January 30, 2019, by Lucy

10 Things You Know if You’re Writing a Dissertation

If you’re reading at this right now, I assume that you are in the midst of reading 10000000s of books, taking too many notes and struggling to fathom where to even start on your dissertation. As your dissertation deadline creeps closer, you may as well spend your time procrastinating and reading this post because, at the end of the day, it’s quite useful to realise that you’re not alone in this plight. After, of course, you should probably get back to writing your diss.

Life Doesn’t Stop for a Dissertation

Although a dissertation is one of, if not the, most important thing(s) in the academic life of an undergraduate, life does not stop because you have a dissertation to write. Indeed, you will have other essays to write, exams to revise for and let’s not forget about the real world: I mean, you have to apply for jobs, grad schemes, postgraduate study, you name it… you’re plate is full.

That Feeling When Someone Takes a Library Book You Need

Apparently, the world doesn’t revolve around you, nor does it realise how important your diss is? Shocked, appalled and disgusted doesn’t even begin to cover it. Forget rogue housemates stealing the last of your milk or jumping in the bathroom right before you were going to have a shower, having a library book request is the most profane act to occur in third year.

Anything Will Become a Means of Procrastinating

When you suddenly have 10,000 words to write, even going anywhere near a keyboard becomes a chore. Despite being fully aware that you need to submit your diss, you will put it off for as long as possible simply because you can.

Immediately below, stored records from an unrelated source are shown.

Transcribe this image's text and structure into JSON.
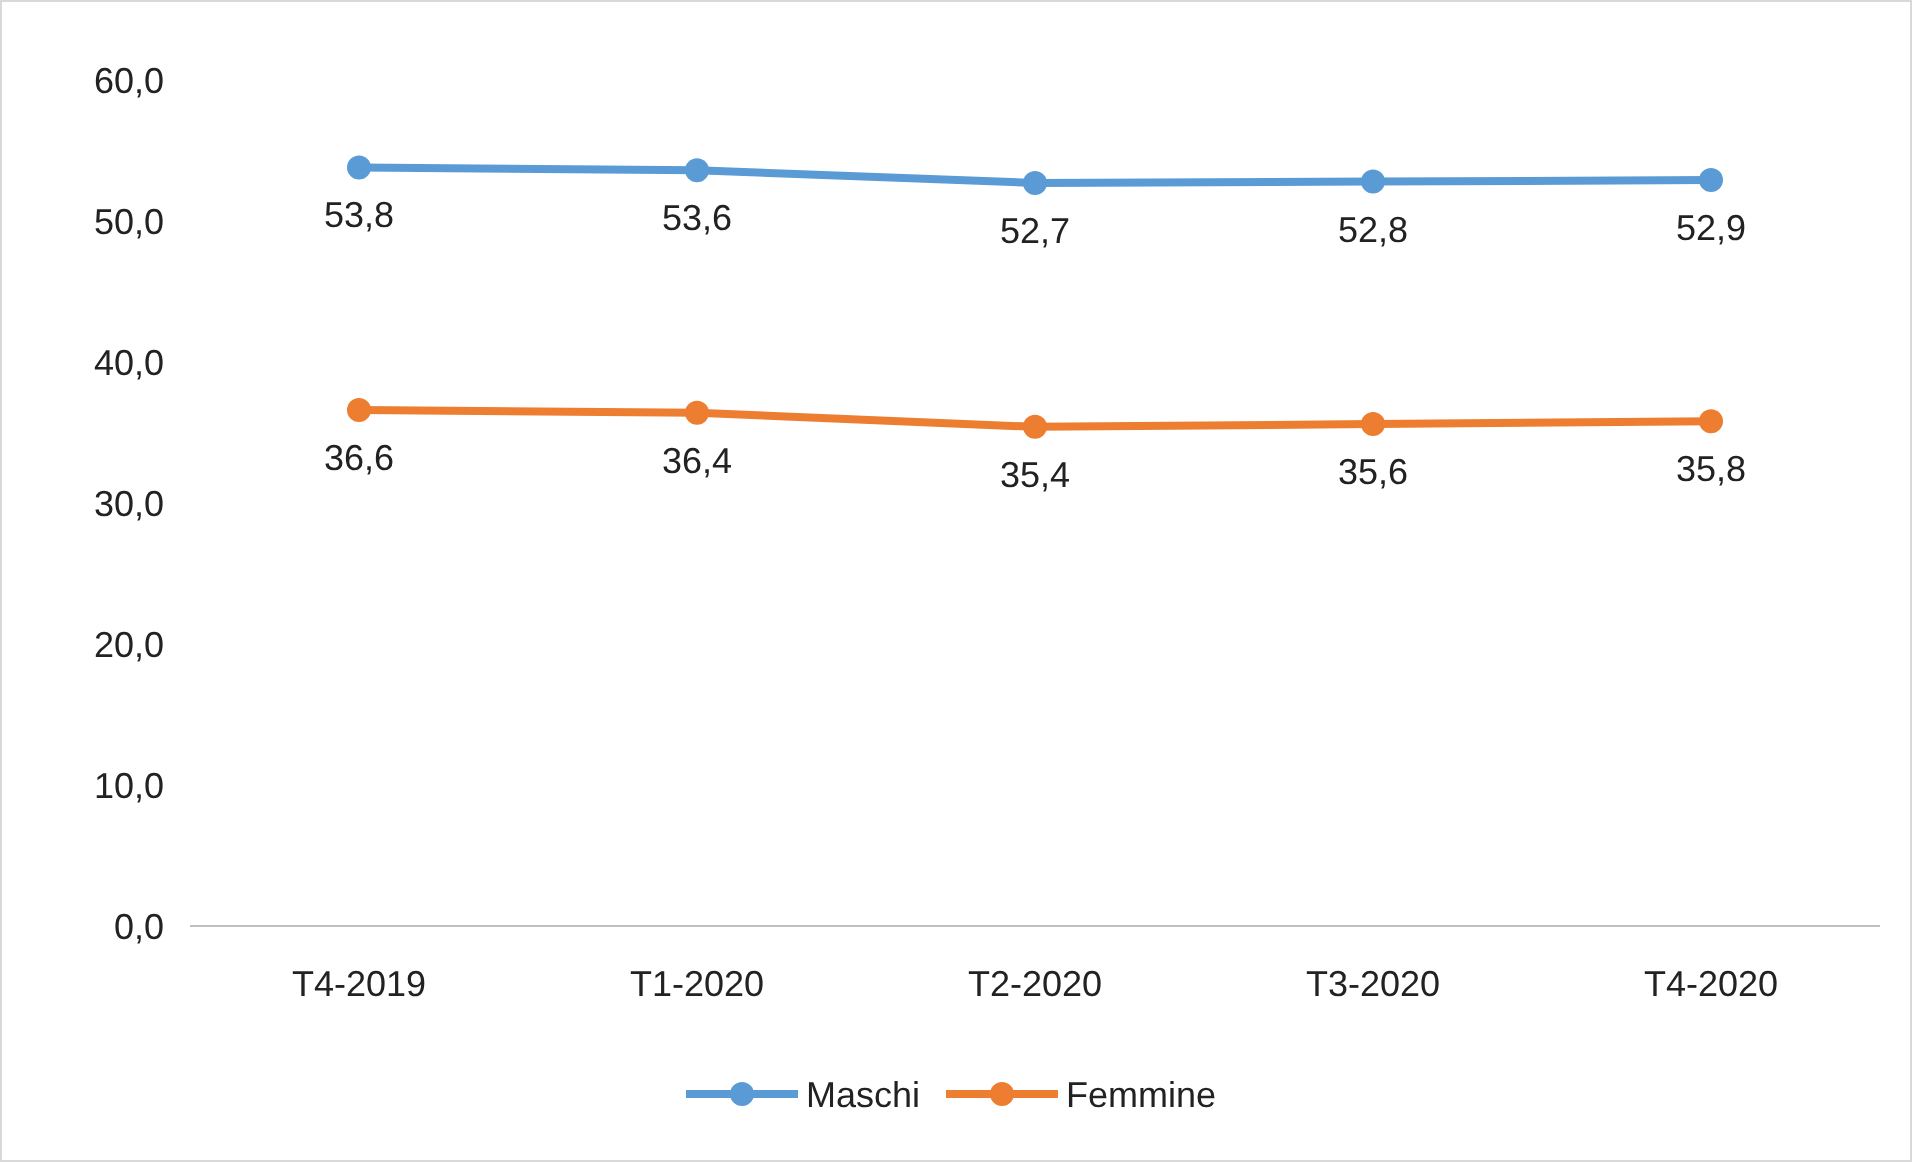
{
  "chart_data": {
    "type": "line",
    "categories": [
      "T4-2019",
      "T1-2020",
      "T2-2020",
      "T3-2020",
      "T4-2020"
    ],
    "series": [
      {
        "name": "Maschi",
        "color": "#5b9bd5",
        "values": [
          53.8,
          53.6,
          52.7,
          52.8,
          52.9
        ],
        "value_labels": [
          "53,8",
          "53,6",
          "52,7",
          "52,8",
          "52,9"
        ]
      },
      {
        "name": "Femmine",
        "color": "#ed7d31",
        "values": [
          36.6,
          36.4,
          35.4,
          35.6,
          35.8
        ],
        "value_labels": [
          "36,6",
          "36,4",
          "35,4",
          "35,6",
          "35,8"
        ]
      }
    ],
    "ylim": [
      0,
      60
    ],
    "yticks": [
      {
        "value": 0,
        "label": "0,0"
      },
      {
        "value": 10,
        "label": "10,0"
      },
      {
        "value": 20,
        "label": "20,0"
      },
      {
        "value": 30,
        "label": "30,0"
      },
      {
        "value": 40,
        "label": "40,0"
      },
      {
        "value": 50,
        "label": "50,0"
      },
      {
        "value": 60,
        "label": "60,0"
      }
    ],
    "grid": false,
    "legend": "bottom",
    "marker": "circle",
    "line_style": "solid"
  }
}
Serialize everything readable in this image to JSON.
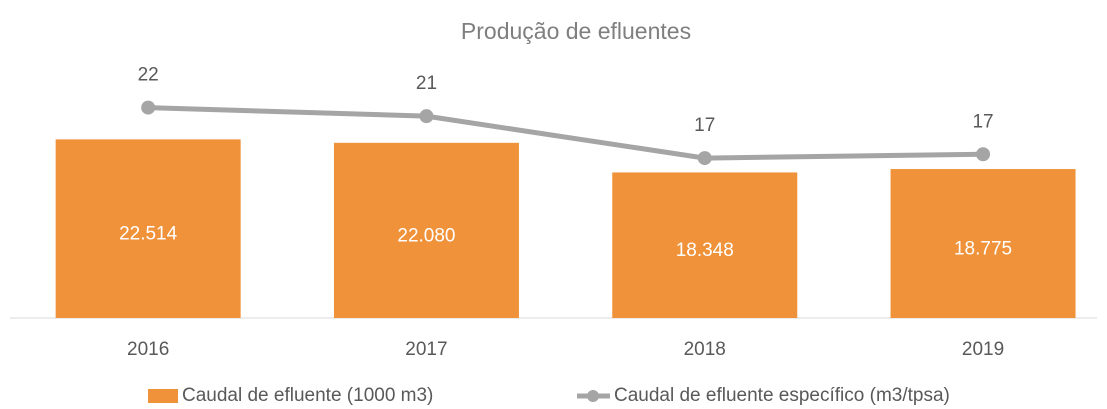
{
  "chart_data": {
    "type": "bar-line",
    "title": "Produção de efluentes",
    "categories": [
      "2016",
      "2017",
      "2018",
      "2019"
    ],
    "series": [
      {
        "name": "Caudal de efluente (1000 m3)",
        "type": "bar",
        "color": "#f0923a",
        "values": [
          22514,
          22080,
          18348,
          18775
        ],
        "value_labels": [
          "22.514",
          "22.080",
          "18.348",
          "18.775"
        ]
      },
      {
        "name": "Caudal de efluente específico (m3/tpsa)",
        "type": "line",
        "axis": "y2",
        "color": "#a5a5a5",
        "values": [
          22.1,
          21.2,
          16.8,
          17.2
        ],
        "value_labels": [
          "22",
          "21",
          "17",
          "17"
        ]
      }
    ],
    "ylim": [
      0,
      30000
    ],
    "y2lim": [
      0,
      25
    ],
    "grid": false,
    "legend": "bottom"
  }
}
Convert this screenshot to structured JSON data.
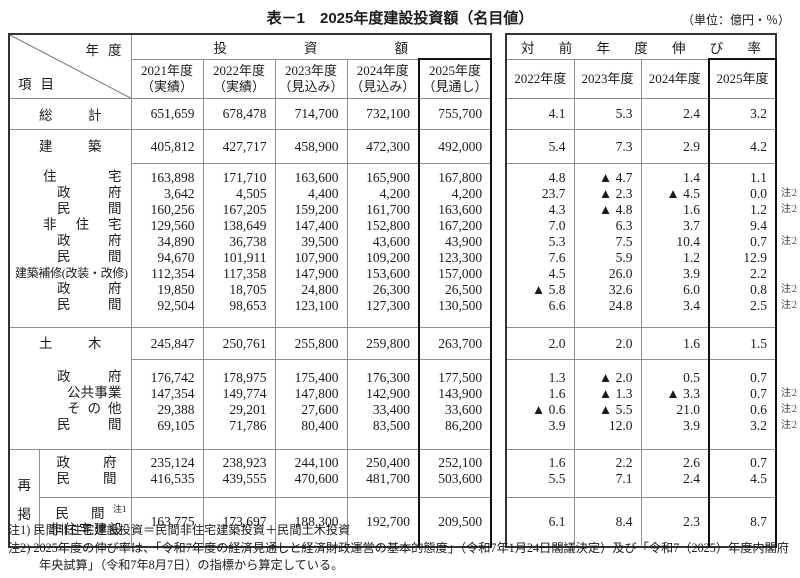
{
  "title": "表－1　2025年度建設投資額（名目値）",
  "unit": "（単位：億円・％）",
  "corner": {
    "top": "年度",
    "bottom": "項目"
  },
  "note2_marker": "注2",
  "tables": {
    "investment": {
      "group_header": "投資額",
      "columns": [
        {
          "year": "2021年度",
          "status": "（実績）"
        },
        {
          "year": "2022年度",
          "status": "（実績）"
        },
        {
          "year": "2023年度",
          "status": "（見込み）"
        },
        {
          "year": "2024年度",
          "status": "（見込み）"
        },
        {
          "year": "2025年度",
          "status": "（見通し）"
        }
      ]
    },
    "growth": {
      "group_header": "対前年度伸び率",
      "columns": [
        "2022年度",
        "2023年度",
        "2024年度",
        "2025年度"
      ]
    }
  },
  "sections": [
    {
      "type": "total",
      "label": "総計",
      "inv": [
        "651,659",
        "678,478",
        "714,700",
        "732,100",
        "755,700"
      ],
      "growth": [
        "4.1",
        "5.3",
        "2.4",
        "3.2"
      ],
      "note2": false
    },
    {
      "type": "group",
      "label": "建築",
      "inv": [
        "405,812",
        "427,717",
        "458,900",
        "472,300",
        "492,000"
      ],
      "growth": [
        "5.4",
        "7.3",
        "2.9",
        "4.2"
      ],
      "note2": false,
      "items": [
        {
          "label": "住宅",
          "indent": 1,
          "inv": [
            "163,898",
            "171,710",
            "163,600",
            "165,900",
            "167,800"
          ],
          "growth": [
            "4.8",
            "▲ 4.7",
            "1.4",
            "1.1"
          ],
          "note2": false
        },
        {
          "label": "政府",
          "indent": 2,
          "inv": [
            "3,642",
            "4,505",
            "4,400",
            "4,200",
            "4,200"
          ],
          "growth": [
            "23.7",
            "▲ 2.3",
            "▲ 4.5",
            "0.0"
          ],
          "note2": true
        },
        {
          "label": "民間",
          "indent": 2,
          "inv": [
            "160,256",
            "167,205",
            "159,200",
            "161,700",
            "163,600"
          ],
          "growth": [
            "4.3",
            "▲ 4.8",
            "1.6",
            "1.2"
          ],
          "note2": true
        },
        {
          "label": "非住宅",
          "indent": 1,
          "inv": [
            "129,560",
            "138,649",
            "147,400",
            "152,800",
            "167,200"
          ],
          "growth": [
            "7.0",
            "6.3",
            "3.7",
            "9.4"
          ],
          "note2": false
        },
        {
          "label": "政府",
          "indent": 2,
          "inv": [
            "34,890",
            "36,738",
            "39,500",
            "43,600",
            "43,900"
          ],
          "growth": [
            "5.3",
            "7.5",
            "10.4",
            "0.7"
          ],
          "note2": true
        },
        {
          "label": "民間",
          "indent": 2,
          "inv": [
            "94,670",
            "101,911",
            "107,900",
            "109,200",
            "123,300"
          ],
          "growth": [
            "7.6",
            "5.9",
            "1.2",
            "12.9"
          ],
          "note2": false
        },
        {
          "label": "建築補修(改装・改修)",
          "indent": 0,
          "inv": [
            "112,354",
            "117,358",
            "147,900",
            "153,600",
            "157,000"
          ],
          "growth": [
            "4.5",
            "26.0",
            "3.9",
            "2.2"
          ],
          "note2": false
        },
        {
          "label": "政府",
          "indent": 2,
          "inv": [
            "19,850",
            "18,705",
            "24,800",
            "26,300",
            "26,500"
          ],
          "growth": [
            "▲ 5.8",
            "32.6",
            "6.0",
            "0.8"
          ],
          "note2": true
        },
        {
          "label": "民間",
          "indent": 2,
          "inv": [
            "92,504",
            "98,653",
            "123,100",
            "127,300",
            "130,500"
          ],
          "growth": [
            "6.6",
            "24.8",
            "3.4",
            "2.5"
          ],
          "note2": true
        }
      ]
    },
    {
      "type": "group",
      "label": "土木",
      "inv": [
        "245,847",
        "250,761",
        "255,800",
        "259,800",
        "263,700"
      ],
      "growth": [
        "2.0",
        "2.0",
        "1.6",
        "1.5"
      ],
      "note2": false,
      "items": [
        {
          "label": "政府",
          "indent": 2,
          "inv": [
            "176,742",
            "178,975",
            "175,400",
            "176,300",
            "177,500"
          ],
          "growth": [
            "1.3",
            "▲ 2.0",
            "0.5",
            "0.7"
          ],
          "note2": false
        },
        {
          "label": "公共事業",
          "indent": 3,
          "inv": [
            "147,354",
            "149,774",
            "147,800",
            "142,900",
            "143,900"
          ],
          "growth": [
            "1.6",
            "▲ 1.3",
            "▲ 3.3",
            "0.7"
          ],
          "note2": true
        },
        {
          "label": "その他",
          "indent": 3,
          "inv": [
            "29,388",
            "29,201",
            "27,600",
            "33,400",
            "33,600"
          ],
          "growth": [
            "▲ 0.6",
            "▲ 5.5",
            "21.0",
            "0.6"
          ],
          "note2": true
        },
        {
          "label": "民間",
          "indent": 2,
          "inv": [
            "69,105",
            "71,786",
            "80,400",
            "83,500",
            "86,200"
          ],
          "growth": [
            "3.9",
            "12.0",
            "3.9",
            "3.2"
          ],
          "note2": true
        }
      ]
    },
    {
      "type": "recap",
      "side_label": "再掲",
      "rows": [
        {
          "label": "政府",
          "inv": [
            "235,124",
            "238,923",
            "244,100",
            "250,400",
            "252,100"
          ],
          "growth": [
            "1.6",
            "2.2",
            "2.6",
            "0.7"
          ],
          "note2": false
        },
        {
          "label": "民間",
          "inv": [
            "416,535",
            "439,555",
            "470,600",
            "481,700",
            "503,600"
          ],
          "growth": [
            "5.5",
            "7.1",
            "2.4",
            "4.5"
          ],
          "note2": false
        }
      ],
      "special": {
        "label_line1": "民間",
        "label_sup": "注1",
        "label_line2": "非住宅建設",
        "inv": [
          "163,775",
          "173,697",
          "188,300",
          "192,700",
          "209,500"
        ],
        "growth": [
          "6.1",
          "8.4",
          "2.3",
          "8.7"
        ],
        "note2": false
      }
    }
  ],
  "footnotes": [
    "注1) 民間非住宅建設投資＝民間非住宅建築投資＋民間土木投資",
    "注2) 2025年度の伸び率は、「令和7年度の経済見通しと経済財政運営の基本的態度」（令和7年1月24日閣議決定）及び「令和7（2025）年度内閣府年央試算」（令和7年8月7日）の指標から算定している。"
  ]
}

Whether you randomly decide that you want to spend six hours cooking a roast dinner with all the trimmings, want to do a spring clean every weekend or just simply want to watch all of Black Mirror for the 5th time, the measures you turn to in order to put of diss writing will be phenomenal.

You’ll Make a Schedule to Feel Organised, Only to Ignore it for the Duration of the Writing Process

Making a timetable seems productive at the time, until you realise that you have never stuck to a timetable in all of your academic career thus far. Instead, this productivity is superficial in so far as it is a way of appearing to do something useful, although it will not benefit you in any way as four months down the line you realise that it has not been looked at once.

You’ll Compete With Other People Over Who’s Done the Least Work

“How much have you done”
“1000 words”
“Oh, I’ve only done 500”
“Ah, well, I have even started my literature review”
“I CAN’T READ SO THERE”

Giving up Proofreading at the 1000 Word Mark

I mean, are the people marking this going to be paying that much attention…

Struggling to Even Get to the 1000 Word Mark…

No matter how much time you spend bashing out letters on the keyboard, the 1000 word marks seems like a point in the distance that refuses to be met. Although 4000 word essays have been the norm through your degree, this diss thing just isn’t playing the game. Is your computer deleting the words you’re writing? Have you lost the ability to write? Is the universe against you graduating? JUST LET ME HIT THE WORD COUNT, PLEASE.

… Then Somehow Needing to Cut Out 1000 Words

Come a day before the deadline you regret your desperate attempts to fill the pages with words as you now realise that you are 1000 words over the word count. At this point, you have nothing left. All your being went into every single one of those words. Reducing the word count is like being told to reduce the contents of your room into a suitcase, you just can’t do it.

Forsaking Your Health in the Name of Academic Gains

After spending six months reading, researching and writing, you have developed an unhealthy relationship with caffeine, are dependent on the paninis in GG and now refuse to exert any additional energy you may have into cooking food from scratch. You’re skin has never looked worse, you sleeping pattern has never been more disrupted and, quite frankly, you have become a shell of yourself. However, the end is nigh and you’ll never have to put yourself through this again… unless you do postgrad, but that’s a whole other story.

Wondering if it’s too Late to Give up on this University Thing

I mean, technically this is one of the last hallmarks of your degree. Up to this point you have survived nearly three years of deadlines, stress and no sleep. However, part of you still thinks that dropping out and beginning life as a mermaid is not a bad idea.